Juízes “abrem a porta a decisões futuras” semelhantes sobre uso de imagens das redes sociais
A professora catedrática, Maria Eduarda Gonçalves, considera que “esta decisão judicial pode e deve criar jurisprudência” em casos que não digam respeito a figuras públicas.
Maria Eduarda Gonçalves é professora e investigadora do ISCTE – Instituto Universitário de Lisboa. Depois de ler a decisão, realça um dos aspectos que considera mais relevantes: "O Tribunal da Relação de Lisboa põe o dedo na ferida" ao sublinhar que uma informação "uma vez divulgada na Net" pode "causar uma lesão grave e irreparável na imagem da pessoa".
Esta é a primeira decisão judicial a restringir o uso de imagens de redes sociais pelos meios de comunicação social?
Uma condenação, como esta, de um meio de comunicação importante, envolvendo as redes sociais na Internet, parece-me ser a primeira. A lição que se pode tirar da doutrina emanada desta decisão é muito relevante e muito pedagógica: não se pode utilizar para outros fins a informação disponibilizada nas redes sociais para um fim [específico]. É muito generalizada a ideia de que quando uma pessoa revela factos da sua vida privada no Facebook ou noutras redes sociais, essa informação é pública. O Direito não o permite.
Representa um limite à liberdade de informar?
O Tribunal da Relação de Lisboa interpreta a situação, e muito bem, no sentido de que a liberdade de informação tem limites, não é uma liberdade absoluta. E quando a TVI defende que prosseguiu o interesse público ao contar a história da adopção das crianças, o tribunal diz que podiam ter feito a reportagem e informado a opinião pública sem necessariamente revelar a identidade do indivíduo.
O que diz a legislação?
A legislação não é clara. O tribunal vem dizer que o facto de alguém divulgar informação na sua página do Facebook não pode ser entendido como uma implícita autorização à divulgação, por outros, dessa mesma informação. É a orientação mais importante. Esta decisão judicial parece-me muito importante. Pode e deve criar jurisprudência.
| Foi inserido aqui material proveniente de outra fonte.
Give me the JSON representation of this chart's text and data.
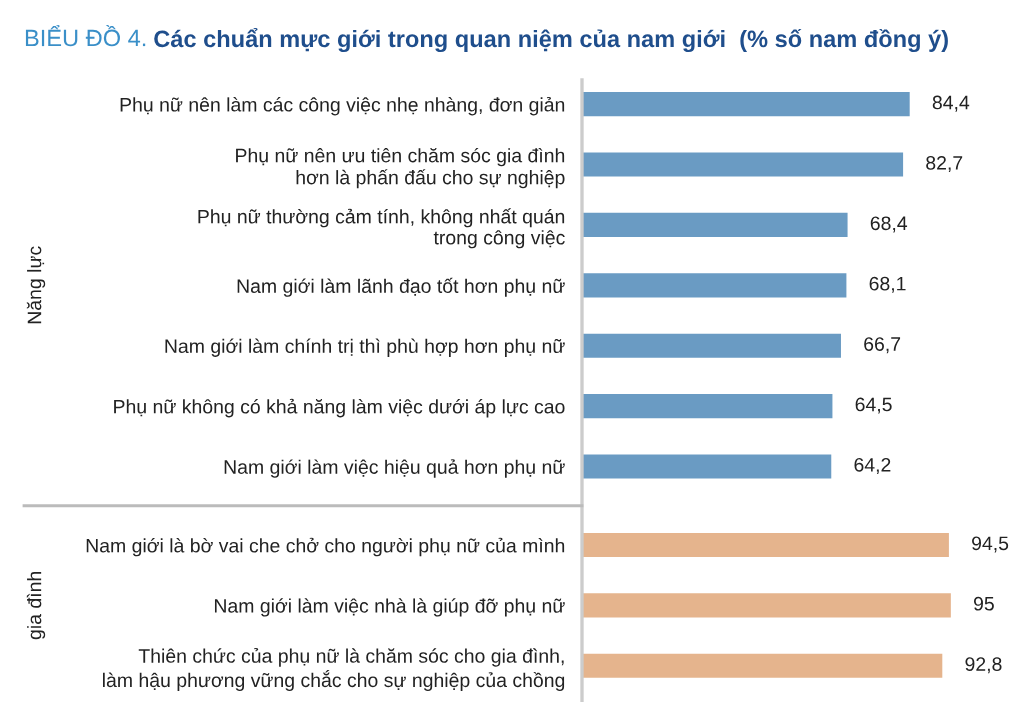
{
  "chart_data": {
    "type": "bar",
    "orientation": "horizontal",
    "value_labels": [
      "84,4",
      "82,7",
      "68,4",
      "68,1",
      "66,7",
      "64,5",
      "64,2",
      "94,5",
      "95",
      "92,8"
    ],
    "title": "BIỂU ĐỒ 4.",
    "subtitle": "Các chuẩn mực giới trong quan niệm của nam giới  (% số nam đồng ý)",
    "categories": [
      "Phụ nữ nên làm các công việc nhẹ nhàng, đơn giản",
      "Phụ nữ nên ưu tiên chăm sóc gia đình\nhơn là phấn đấu cho sự nghiệp",
      "Phụ nữ thường cảm tính, không nhất quán\ntrong công việc",
      "Nam giới làm lãnh đạo tốt hơn phụ nữ",
      "Nam giới làm chính trị thì phù hợp hơn phụ nữ",
      "Phụ nữ không có khả năng làm việc dưới áp lực cao",
      "Nam giới làm việc hiệu quả hơn phụ nữ",
      "Nam giới là bờ vai che chở cho người phụ nữ của mình",
      "Nam giới làm việc nhà là giúp đỡ phụ nữ",
      "Thiên chức của phụ nữ là chăm sóc cho gia đình,\nlàm hậu phương vững chắc cho sự nghiệp của chồng"
    ],
    "values": [
      84.4,
      82.7,
      68.4,
      68.1,
      66.7,
      64.5,
      64.2,
      94.5,
      95,
      92.8
    ],
    "colors": [
      "#6a9bc3",
      "#6a9bc3",
      "#6a9bc3",
      "#6a9bc3",
      "#6a9bc3",
      "#6a9bc3",
      "#6a9bc3",
      "#e5b48d",
      "#e5b48d",
      "#e5b48d"
    ],
    "annotations": [
      "Năng lực",
      "gia đình"
    ],
    "grid": false,
    "legend": false
  }
}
Importante também no sentido de colmatar uma lacuna na legislação?
Sim. Aliás, a questão da divulgação de factos da vida privada num espaço público não é nova. O que está por clarificar e criará, com certeza, grandes dificuldades, prende-se com a realidade que é a Internet, por comparação com os meios de comunicação social. Na Internet, enquanto espaço completamente aberto, não há uma responsabilidade.
Há dificuldade de regular no sentido de obviar à difusão incontrolável de uma informação que é publicada na Internet. O próprio Tribunal da Relação de Lisboa, nesta decisão, põe o dedo na ferida ao sublinhar que a informação em causa, uma vez divulgada na Net, é susceptível de causar uma lesão grave e irreparável na imagem da pessoa. Hoje em dia, a justiça tende a considerar que é mais grave para os direitos das pessoas, a divulgação [de informação] na Net, dado o alcance que ela pode significar, e a dificuldade de [a] apagar.
Quando diz que pode e deve criar jurisprudência, é numa circunstância semelhante à desta pessoa?
Como este caso, pode haver inúmeros casos. Neste, foi um problema de adopção, mas já houve muitas informações relativas à vida privada das pessoas que são de molde, uma vez divulgadas, a criar discriminação ou a afectar a reputação da pessoa. Neste caso concreto, é uma lesão que causa aos sentimentos da pessoa. É mais um problema de ordem psicológica, um magoar individual que o tribunal valorizou.
Pode vir a influenciar decisões de outros tribunais?
Esta decisão abre a porta a decisões futuras na mesma linha de orientação do mesmo ou de outros tribunais. E nesse sentido, o teor desta decisão abre a porta a uma jurisprudência futura sobre esta matéria. Esta postura do tribunal também oferece aos utilizadores das redes sociais uma garantia de que mantêm uma certa liberdade de comunicação na rede mas os seus direitos estarão garantidos.
Considera válido algum dos argumentos apresentados pela TVI no recurso?
Eu tenho muita dificuldade em encontrar, nos argumentos da TVI, suficiente fundamento, a não ser o da missão de divulgar factos e situações que seja de interesse público conhecer. Mas este não é um argumento incondicional. A TVI não cumpriu um requisito fundamental nestas circunstâncias – a menos que se trate de pessoas públicas – que é o consentimento do próprio. Agora, num caso como este não há interesse nenhum da opinião pública em conhecer o nome e a cara da pessoa.